La réforme de Jean-Michel Blanquer, repoussant les concours de recrutement en seconde année de Master, n’aura pas fait long feu… Pap Ndiaye avait déjà évoqué un concours plus précoce en juin 2023, quelques semaines avant son éviction du ministère, et Gabriel Attal a confirmé cette semaine que le ministère travaillait sur l’hypothèse du placement des concours en troisième année de Licence (Ben Hamouda, 2023a). Les lauréats du concours intégreraient ensuite une formation de master, comprenant 25% de stages d’observation en première année et 50% de stages en responsabilité en seconde année. Les étudiants auraient le statut d’élève-professeur en première année, et de fonctionnaire stagiaire en seconde année, et seraient rétribués en conséquence. Ces propositions devraient être mises en œuvre à la session 2025.

Tergiversations sur le placement des concours

Il faut revenir rapidement sur l’histoire chaotique de la mastérisation et des concours de recrutement. Les masters « enseignement » ont été créés en 2008/2009, sur un fond de concurrence entre les Instituts Universitaires de Formation des Maîtres (IUFM) d’une part, et les facultés disciplinaires des universités d’autre part. L’objectif affiché était de hausser le niveau de formation des enseignants ; le concours qui auparavant était situé en première année d’IUFM est alors renvoyé en dernière année de master. A partir de la session 2015, le concours est ramené en première année de master, puis reporté à nouveau en master 2 à partir de la session 2022. Décisions annoncées à chaque fois avec conviction (on se souvient de la déclaration péremptoire de Blanquer affirmant que le concours avait « vocation » à se situer en seconde année de master…), mais dont la versatilité amène à douter de la solidité de leurs fondements politiques.

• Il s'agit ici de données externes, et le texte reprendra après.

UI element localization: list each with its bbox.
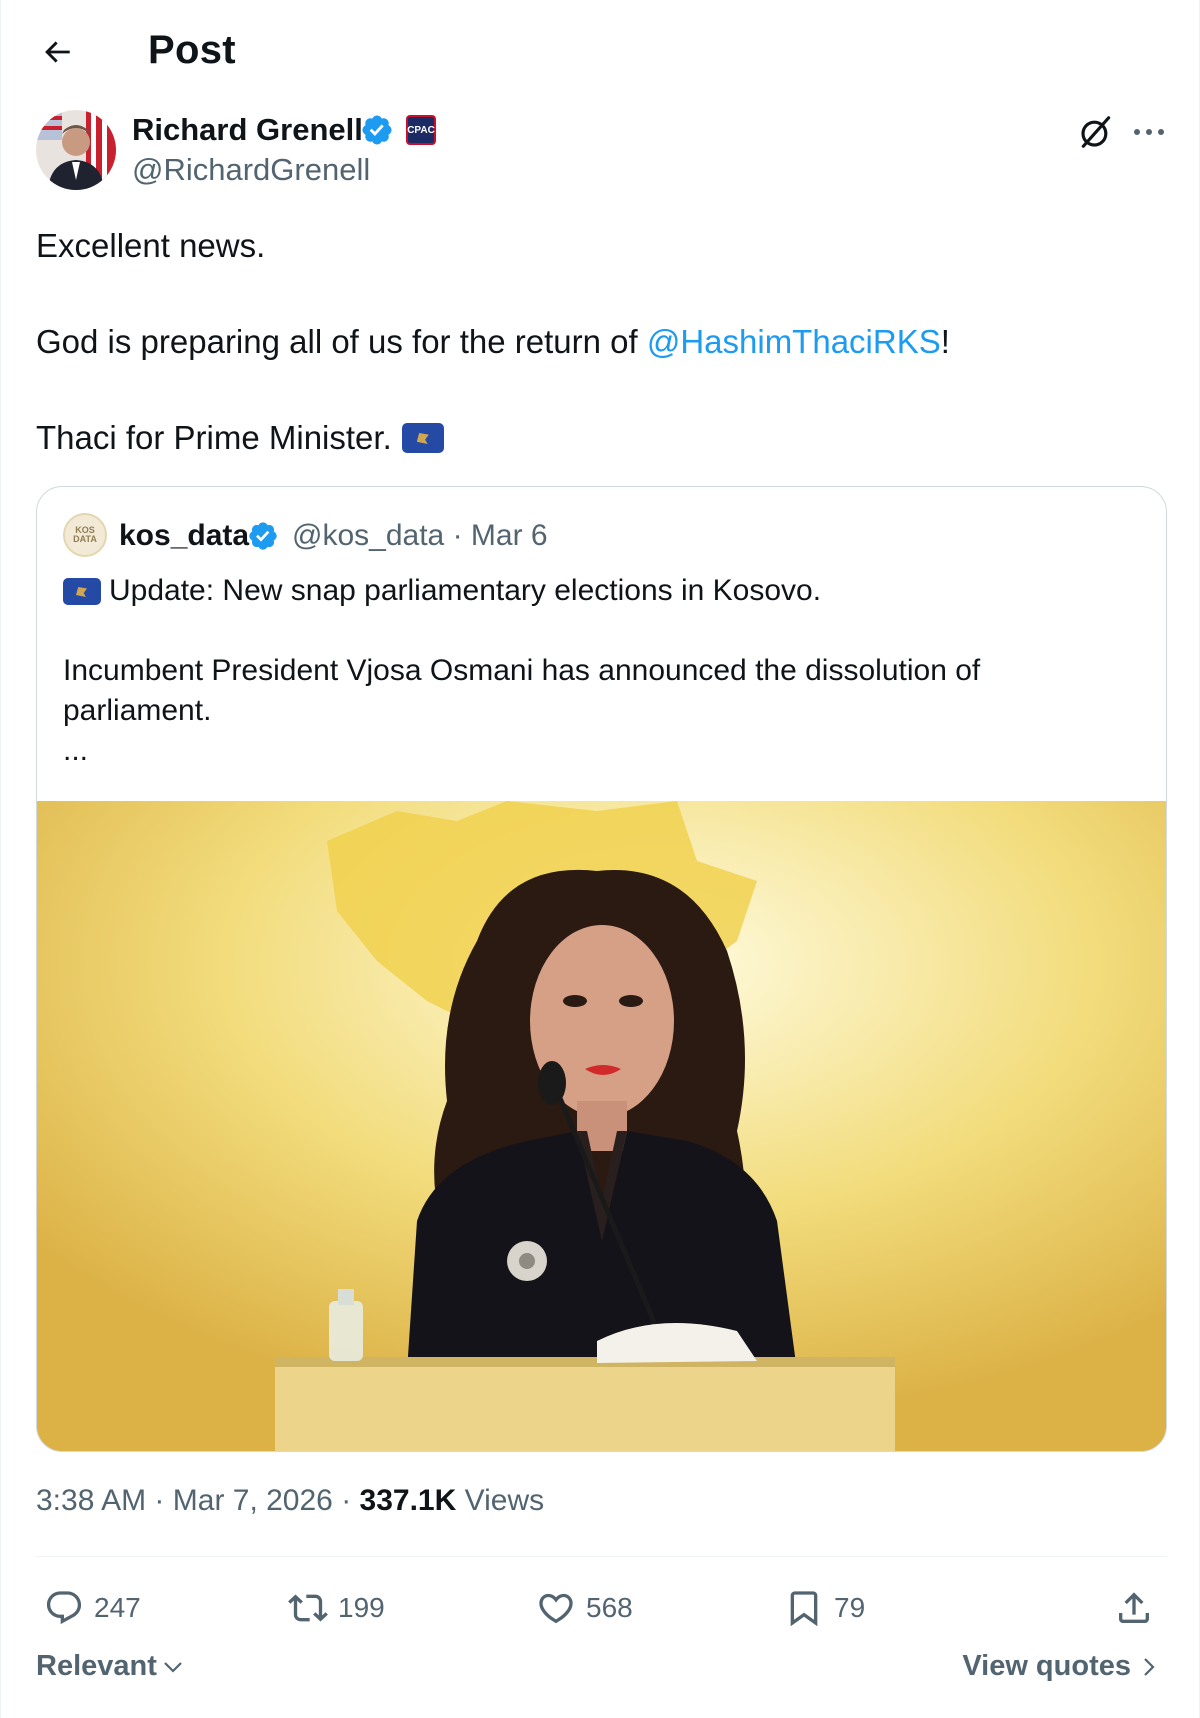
separator: · bbox=[452, 519, 463, 552]
chevron-right-icon bbox=[1144, 1657, 1155, 1676]
separator: · bbox=[341, 1484, 352, 1517]
more-options-button[interactable] bbox=[1125, 112, 1173, 152]
quote-line-text: Update: New snap parliamentary elections… bbox=[109, 574, 822, 607]
bookmark-count: 79 bbox=[834, 1592, 866, 1623]
arrow-left-icon bbox=[45, 41, 70, 63]
quote-media-image[interactable] bbox=[37, 801, 1166, 1451]
page-header: Post bbox=[1, 0, 1200, 105]
quote-ellipsis: ... bbox=[63, 734, 89, 767]
mention-link[interactable]: @HashimThaciRKS bbox=[647, 323, 941, 360]
author-name[interactable]: Richard Grenell bbox=[132, 112, 363, 148]
quote-line-text: parliament. bbox=[63, 694, 212, 727]
page-title: Post bbox=[148, 28, 236, 72]
quote-line: Incumbent President Vjosa Osmani has ann… bbox=[63, 651, 1143, 691]
like-button[interactable]: 568 bbox=[536, 1580, 633, 1636]
bookmark-icon bbox=[790, 1591, 818, 1627]
back-button[interactable] bbox=[31, 26, 83, 78]
post-line-text: ! bbox=[940, 323, 950, 360]
repost-count: 199 bbox=[338, 1592, 385, 1623]
verified-badge-icon bbox=[249, 522, 277, 550]
verified-badge-icon bbox=[362, 115, 392, 145]
quote-line: ... bbox=[63, 731, 1143, 771]
kosovo-flag-icon bbox=[401, 423, 444, 453]
post-page: Post Richard Grenell CPAC @RichardGrenel… bbox=[0, 0, 1200, 1718]
post-line: Thaci for Prime Minister. bbox=[36, 414, 1166, 462]
quoted-post-card[interactable]: KOS DATA kos_data @kos_data · Mar 6 Upda… bbox=[36, 486, 1167, 1452]
avatar[interactable] bbox=[36, 110, 116, 190]
quote-line: Update: New snap parliamentary elections… bbox=[63, 571, 1143, 611]
view-quotes-label: View quotes bbox=[962, 1650, 1131, 1682]
chevron-down-icon bbox=[164, 1661, 182, 1673]
reply-count: 247 bbox=[94, 1592, 141, 1623]
post-text: Excellent news. God is preparing all of … bbox=[36, 222, 1166, 462]
post-line: Excellent news. bbox=[36, 222, 1166, 270]
view-quotes-link[interactable]: View quotes bbox=[962, 1650, 1159, 1683]
action-bar: 247 199 568 79 bbox=[36, 1580, 1167, 1636]
press-conference-photo bbox=[37, 801, 1166, 1451]
sort-label: Relevant bbox=[36, 1650, 157, 1682]
post-line: God is preparing all of us for the retur… bbox=[36, 318, 1166, 366]
post-line-text: God is preparing all of us for the retur… bbox=[36, 323, 647, 360]
post-line-text: Excellent news. bbox=[36, 227, 266, 264]
quote-text: Update: New snap parliamentary elections… bbox=[63, 571, 1143, 771]
reply-button[interactable]: 247 bbox=[44, 1580, 141, 1636]
quote-avatar[interactable]: KOS DATA bbox=[63, 513, 107, 557]
post-line-text: Thaci for Prime Minister. bbox=[36, 419, 392, 456]
separator: · bbox=[154, 1484, 165, 1517]
quote-handle[interactable]: @kos_data bbox=[292, 519, 444, 552]
views-label: Views bbox=[464, 1484, 545, 1517]
reply-icon bbox=[46, 1591, 82, 1625]
quote-author-name[interactable]: kos_data bbox=[119, 519, 249, 553]
repost-button[interactable]: 199 bbox=[288, 1580, 385, 1636]
share-button[interactable] bbox=[1114, 1580, 1154, 1636]
kosovo-flag-icon bbox=[63, 578, 101, 605]
like-count: 568 bbox=[586, 1592, 633, 1623]
quote-date[interactable]: Mar 6 bbox=[471, 519, 548, 552]
grok-button[interactable] bbox=[1073, 110, 1119, 154]
sort-dropdown[interactable]: Relevant bbox=[36, 1650, 185, 1683]
post-timestamp: 3:38 AM · Mar 7, 2026 · 337.1K Views bbox=[36, 1484, 544, 1518]
quote-meta: @kos_data · Mar 6 bbox=[292, 519, 548, 553]
share-icon bbox=[1119, 1592, 1149, 1623]
author-handle[interactable]: @RichardGrenell bbox=[132, 152, 370, 188]
repost-icon bbox=[288, 1594, 328, 1622]
heart-icon bbox=[539, 1593, 573, 1624]
quote-line-text: Incumbent President Vjosa Osmani has ann… bbox=[63, 654, 981, 687]
more-dots-icon bbox=[1134, 129, 1164, 135]
post-date[interactable]: Mar 7, 2026 bbox=[173, 1484, 333, 1517]
affiliate-badge-icon[interactable]: CPAC bbox=[406, 115, 436, 145]
divider bbox=[36, 1556, 1167, 1557]
quote-avatar-text: KOS DATA bbox=[73, 525, 97, 544]
bookmark-button[interactable]: 79 bbox=[784, 1580, 865, 1636]
quote-line: parliament. bbox=[63, 691, 1143, 731]
views-count: 337.1K bbox=[359, 1484, 457, 1517]
grok-icon bbox=[1081, 116, 1111, 148]
post-time[interactable]: 3:38 AM bbox=[36, 1484, 146, 1517]
avatar-image bbox=[36, 110, 116, 190]
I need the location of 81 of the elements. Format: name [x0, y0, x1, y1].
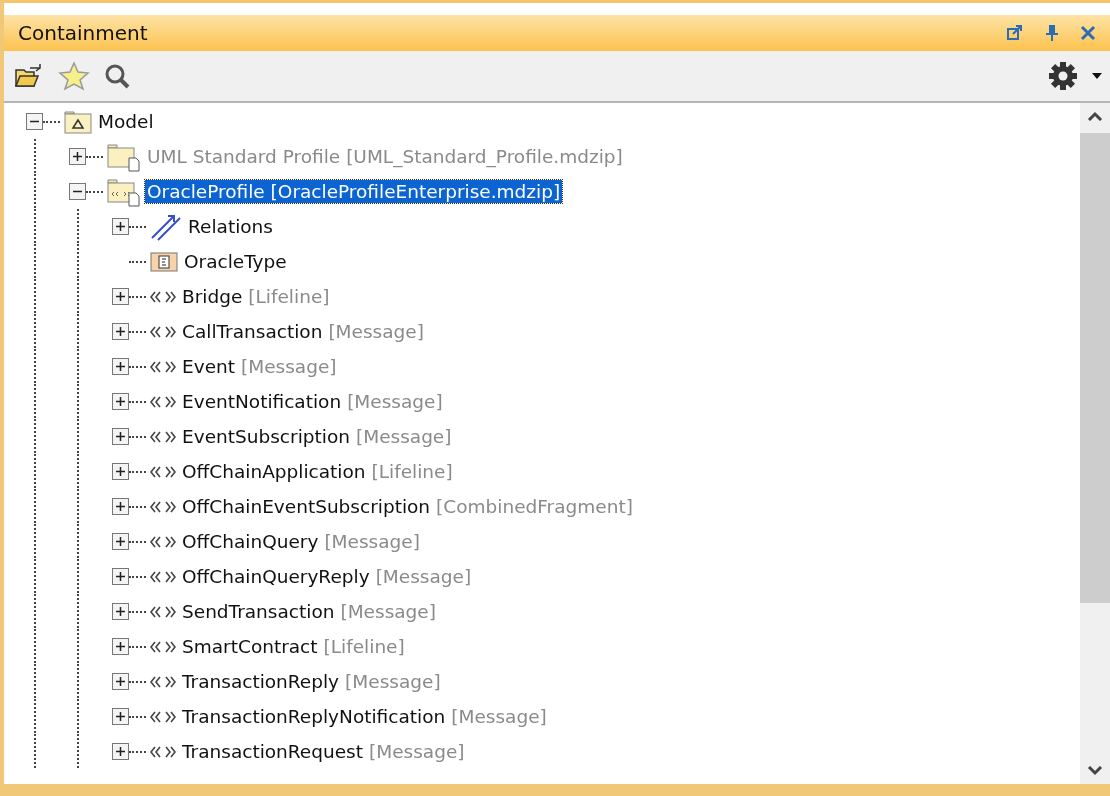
- tree-item[interactable]: EventNotification: [180, 390, 344, 413]
- metaclass-label: [Message]: [451, 706, 547, 727]
- tree-item[interactable]: OffChainApplication: [180, 460, 368, 483]
- metaclass-label: [Message]: [328, 321, 424, 342]
- expand-icon[interactable]: [112, 638, 129, 655]
- metaclass-label: [CombinedFragment]: [436, 496, 633, 517]
- metaclass-label: [Message]: [347, 391, 443, 412]
- stereotype-icon: [150, 569, 176, 584]
- stereotype-icon: [150, 359, 176, 374]
- metaclass-label: [Message]: [340, 601, 436, 622]
- expand-icon[interactable]: [112, 708, 129, 725]
- expand-icon[interactable]: [112, 498, 129, 515]
- metaclass-label: [Lifeline]: [371, 461, 453, 482]
- expand-icon[interactable]: [112, 288, 129, 305]
- stereotype-icon: [150, 534, 176, 549]
- stereotype-icon: [150, 639, 176, 654]
- vertical-scrollbar[interactable]: [1080, 103, 1110, 784]
- stereotype-icon: [150, 324, 176, 339]
- tree-item[interactable]: OffChainQuery: [180, 530, 321, 553]
- panel-title: Containment: [18, 21, 148, 45]
- stereotype-icon: [150, 499, 176, 514]
- expand-icon[interactable]: [112, 323, 129, 340]
- expand-icon[interactable]: [112, 568, 129, 585]
- profile-folder-icon: [107, 176, 141, 207]
- expand-icon[interactable]: [112, 603, 129, 620]
- profile-folder-icon: [107, 141, 141, 172]
- package-icon: [64, 109, 92, 134]
- close-icon[interactable]: [1080, 25, 1096, 41]
- stereotype-icon: [150, 744, 176, 759]
- expand-icon[interactable]: [112, 673, 129, 690]
- expand-icon[interactable]: [112, 533, 129, 550]
- search-icon[interactable]: [104, 63, 130, 89]
- expand-icon[interactable]: [112, 218, 129, 235]
- stereotype-icon: [150, 709, 176, 724]
- caret-icon[interactable]: [1092, 73, 1102, 79]
- float-icon[interactable]: [1006, 24, 1024, 42]
- expand-icon[interactable]: [112, 393, 129, 410]
- enumeration-icon: [150, 251, 178, 272]
- expand-icon[interactable]: [112, 428, 129, 445]
- tree-item[interactable]: CallTransaction: [180, 320, 325, 343]
- metaclass-label: [Message]: [355, 426, 452, 447]
- tree-item[interactable]: OracleType: [182, 250, 289, 273]
- tree-item[interactable]: OracleProfile [OracleProfileEnterprise.mdzip]: [145, 180, 563, 203]
- tree-item[interactable]: Model: [96, 110, 156, 133]
- pin-icon[interactable]: [1044, 24, 1060, 42]
- collapse-icon[interactable]: [26, 113, 43, 130]
- expand-icon[interactable]: [112, 358, 129, 375]
- tree-item[interactable]: OffChainQueryReply: [180, 565, 372, 588]
- collapse-icon[interactable]: [69, 183, 86, 200]
- expand-icon[interactable]: [112, 743, 129, 760]
- tree-item[interactable]: Bridge: [180, 285, 245, 308]
- stereotype-icon: [150, 674, 176, 689]
- metaclass-label: [Message]: [241, 356, 337, 377]
- tree-item[interactable]: TransactionRequest: [180, 740, 365, 763]
- metaclass-label: [Message]: [369, 741, 465, 762]
- scroll-up-icon[interactable]: [1087, 111, 1103, 121]
- metaclass-label: [Message]: [345, 671, 441, 692]
- scrollbar-thumb[interactable]: [1080, 133, 1110, 603]
- tree-item[interactable]: EventSubscription: [180, 425, 352, 448]
- tree-item[interactable]: TransactionReply: [180, 670, 342, 693]
- scroll-down-icon[interactable]: [1087, 766, 1103, 776]
- stereotype-icon: [150, 429, 176, 444]
- star-icon[interactable]: [58, 61, 90, 91]
- tree-item[interactable]: SmartContract: [180, 635, 320, 658]
- metaclass-label: [Lifeline]: [248, 286, 330, 307]
- open-folder-icon[interactable]: [14, 62, 44, 90]
- metaclass-label: [Lifeline]: [323, 636, 405, 657]
- metaclass-label: [Message]: [375, 566, 472, 587]
- tree-item[interactable]: TransactionReplyNotification: [180, 705, 448, 728]
- tree-item[interactable]: OffChainEventSubscription: [180, 495, 433, 518]
- stereotype-icon: [150, 289, 176, 304]
- tree-item[interactable]: Relations: [186, 215, 275, 238]
- metaclass-label: [Message]: [324, 531, 420, 552]
- tree-item[interactable]: SendTransaction: [180, 600, 337, 623]
- stereotype-icon: [150, 464, 176, 479]
- expand-icon[interactable]: [69, 148, 86, 165]
- stereotype-icon: [150, 604, 176, 619]
- settings-icon[interactable]: [1048, 61, 1078, 91]
- expand-icon[interactable]: [112, 463, 129, 480]
- tree-item[interactable]: Event: [180, 355, 237, 378]
- stereotype-icon: [150, 394, 176, 409]
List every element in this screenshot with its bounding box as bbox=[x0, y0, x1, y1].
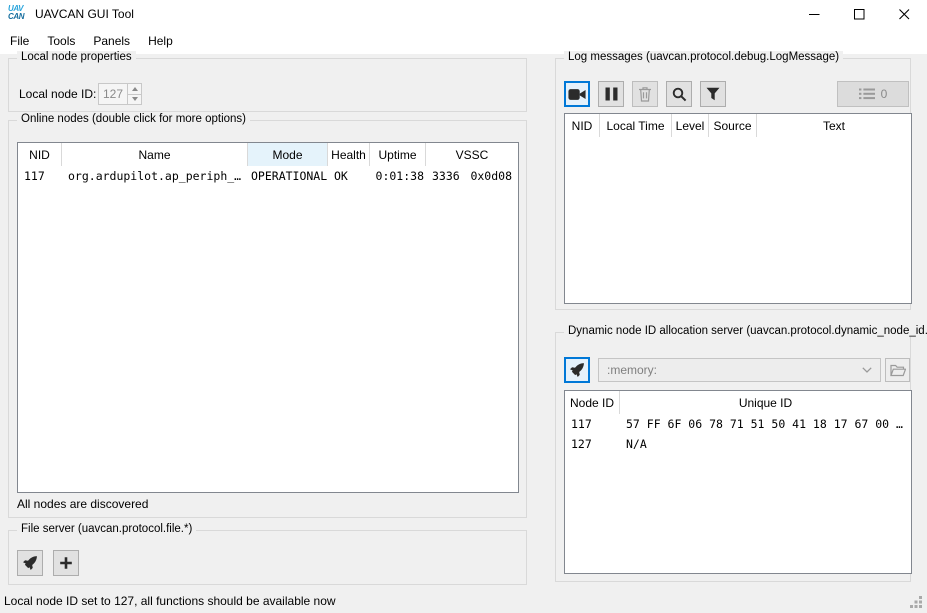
vssc-hex: 0x0d08 bbox=[470, 169, 512, 183]
online-nodes-header: NID Name Mode Health Uptime VSSC bbox=[18, 143, 518, 166]
log-messages-group: Log messages (uavcan.protocol.debug.LogM… bbox=[555, 58, 911, 310]
cell-vssc: 3336 0x0d08 bbox=[426, 169, 518, 183]
online-nodes-table[interactable]: NID Name Mode Health Uptime VSSC 117 org… bbox=[17, 142, 519, 493]
col-node-id[interactable]: Node ID bbox=[565, 391, 620, 414]
log-filter-button[interactable] bbox=[700, 81, 726, 107]
rocket-icon bbox=[569, 362, 585, 378]
down-arrow-icon bbox=[132, 97, 138, 101]
col-log-nid[interactable]: NID bbox=[565, 114, 600, 137]
menu-help[interactable]: Help bbox=[139, 28, 182, 54]
cell-uptime: 0:01:38 bbox=[370, 169, 426, 183]
maximize-icon bbox=[854, 9, 865, 20]
col-unique-id[interactable]: Unique ID bbox=[620, 391, 911, 414]
up-arrow-icon bbox=[132, 87, 138, 91]
close-button[interactable] bbox=[882, 0, 927, 28]
chevron-down-icon bbox=[862, 367, 872, 373]
log-messages-title: Log messages (uavcan.protocol.debug.LogM… bbox=[564, 51, 843, 63]
log-table-header: NID Local Time Level Source Text bbox=[565, 114, 911, 137]
list-icon bbox=[859, 88, 875, 100]
cell-unique-id: 57 FF 6F 06 78 71 51 50 41 18 17 67 00 … bbox=[620, 417, 911, 431]
cell-health: OK bbox=[328, 169, 370, 183]
vssc-decimal: 3336 bbox=[432, 169, 460, 183]
online-node-row[interactable]: 117 org.ardupilot.ap_periph_… OPERATIONA… bbox=[18, 166, 518, 186]
spinner-buttons bbox=[127, 84, 141, 104]
window-title: UAVCAN GUI Tool bbox=[35, 7, 134, 21]
local-node-properties-group: Local node properties Local node ID: 127 bbox=[8, 58, 527, 112]
app-window: UAV CAN UAVCAN GUI Tool File Tools Panel… bbox=[0, 0, 927, 613]
window-controls bbox=[792, 0, 927, 28]
alloc-browse-button bbox=[885, 358, 910, 382]
pause-icon bbox=[605, 87, 618, 101]
cell-node-id: 117 bbox=[565, 417, 620, 431]
log-messages-table[interactable]: NID Local Time Level Source Text bbox=[564, 113, 912, 304]
log-search-button[interactable] bbox=[666, 81, 692, 107]
col-source[interactable]: Source bbox=[709, 114, 757, 137]
maximize-button[interactable] bbox=[837, 0, 882, 28]
log-pause-button[interactable] bbox=[598, 81, 624, 107]
cell-unique-id: N/A bbox=[620, 437, 911, 451]
rocket-icon bbox=[22, 555, 38, 571]
title-bar: UAV CAN UAVCAN GUI Tool bbox=[0, 0, 927, 28]
plus-icon bbox=[59, 556, 73, 570]
col-mode[interactable]: Mode bbox=[248, 143, 328, 166]
local-node-id-label: Local node ID: bbox=[19, 87, 96, 101]
alloc-database-combobox: :memory: bbox=[598, 358, 881, 382]
col-vssc[interactable]: VSSC bbox=[426, 143, 518, 166]
minimize-icon bbox=[809, 9, 820, 20]
dynamic-alloc-group: Dynamic node ID allocation server (uavca… bbox=[555, 332, 911, 582]
cell-name: org.ardupilot.ap_periph_… bbox=[62, 169, 248, 183]
log-clear-button bbox=[632, 81, 658, 107]
file-server-title: File server (uavcan.protocol.file.*) bbox=[17, 523, 196, 535]
search-icon bbox=[672, 87, 687, 102]
file-server-group: File server (uavcan.protocol.file.*) bbox=[8, 530, 527, 585]
uavcan-logo-icon: UAV CAN bbox=[8, 5, 24, 21]
local-node-properties-title: Local node properties bbox=[17, 51, 136, 63]
cell-node-id: 127 bbox=[565, 437, 620, 451]
discovery-status-text: All nodes are discovered bbox=[17, 497, 148, 511]
folder-open-icon bbox=[890, 364, 906, 377]
local-node-id-value: 127 bbox=[99, 84, 127, 104]
log-record-button[interactable] bbox=[564, 81, 590, 107]
alloc-row[interactable]: 127 N/A bbox=[565, 434, 911, 454]
cell-mode: OPERATIONAL bbox=[248, 169, 328, 183]
close-icon bbox=[899, 9, 910, 20]
status-bar: Local node ID set to 127, all functions … bbox=[0, 590, 927, 613]
col-local-time[interactable]: Local Time bbox=[600, 114, 672, 137]
file-server-start-button[interactable] bbox=[17, 550, 43, 576]
col-uptime[interactable]: Uptime bbox=[370, 143, 426, 166]
col-name[interactable]: Name bbox=[62, 143, 248, 166]
local-node-id-spinner: 127 bbox=[98, 83, 142, 105]
log-match-count-button: 0 bbox=[837, 81, 909, 107]
spinner-down-button bbox=[128, 95, 141, 105]
alloc-row[interactable]: 117 57 FF 6F 06 78 71 51 50 41 18 17 67 … bbox=[565, 414, 911, 434]
trash-icon bbox=[638, 86, 652, 102]
dynamic-alloc-title: Dynamic node ID allocation server (uavca… bbox=[564, 325, 927, 337]
alloc-server-start-button[interactable] bbox=[564, 357, 590, 383]
log-match-count: 0 bbox=[881, 87, 888, 101]
add-file-path-button[interactable] bbox=[53, 550, 79, 576]
alloc-table[interactable]: Node ID Unique ID 117 57 FF 6F 06 78 71 … bbox=[564, 390, 912, 574]
col-text[interactable]: Text bbox=[757, 114, 911, 137]
col-level[interactable]: Level bbox=[672, 114, 709, 137]
col-nid[interactable]: NID bbox=[18, 143, 62, 166]
online-nodes-title: Online nodes (double click for more opti… bbox=[17, 113, 250, 125]
filter-icon bbox=[706, 87, 720, 101]
alloc-database-value: :memory: bbox=[607, 363, 657, 377]
alloc-table-header: Node ID Unique ID bbox=[565, 391, 911, 414]
resize-grip[interactable] bbox=[910, 596, 922, 608]
cell-nid: 117 bbox=[18, 169, 62, 183]
minimize-button[interactable] bbox=[792, 0, 837, 28]
status-message: Local node ID set to 127, all functions … bbox=[4, 594, 336, 608]
online-nodes-group: Online nodes (double click for more opti… bbox=[8, 120, 527, 518]
video-camera-icon bbox=[568, 88, 586, 101]
col-health[interactable]: Health bbox=[328, 143, 370, 166]
spinner-up-button bbox=[128, 84, 141, 95]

Dès 2012, j’ai défendu une hypothèse alternative, plaçant les concours avant l’entrée en master soit durant la dernière année de Licence (Delignières, 2012a, 2012b, 2013, 2018). Cette proposition était à l’époque également défendue par le groupe « Reconstruire la Formation des Enseignants » (GRDFE, 2012). Les arguments sous-tendant cette proposition étaient principalement liés à la nécessité de déconnecter la procédure de (pré)recrutement et celle de la formation professionnelle (Dubet, 2014). Placer le concours en Licence permettait de consacrer pleinement les deux années de master à une formation professionnelle en alternance, pour des étudiants assurés d’être titularisés s’ils obtenaient leur master. Il s’agissait donc d’éviter de « polluer » une année du master (la première ou la seconde), par la préparation du concours. Il s’agissait également de sécuriser le parcours des étudiants (qui devaient logiquement être rémunérés durant leur master), et d’éviter d’amener des cohortes d’étudiants à Bac+5, qui en cas d’échec au concours ne conserveraient de ce long parcours universitaire qu’un master ne présentant que peu d’atouts sur le marché de l’emploi.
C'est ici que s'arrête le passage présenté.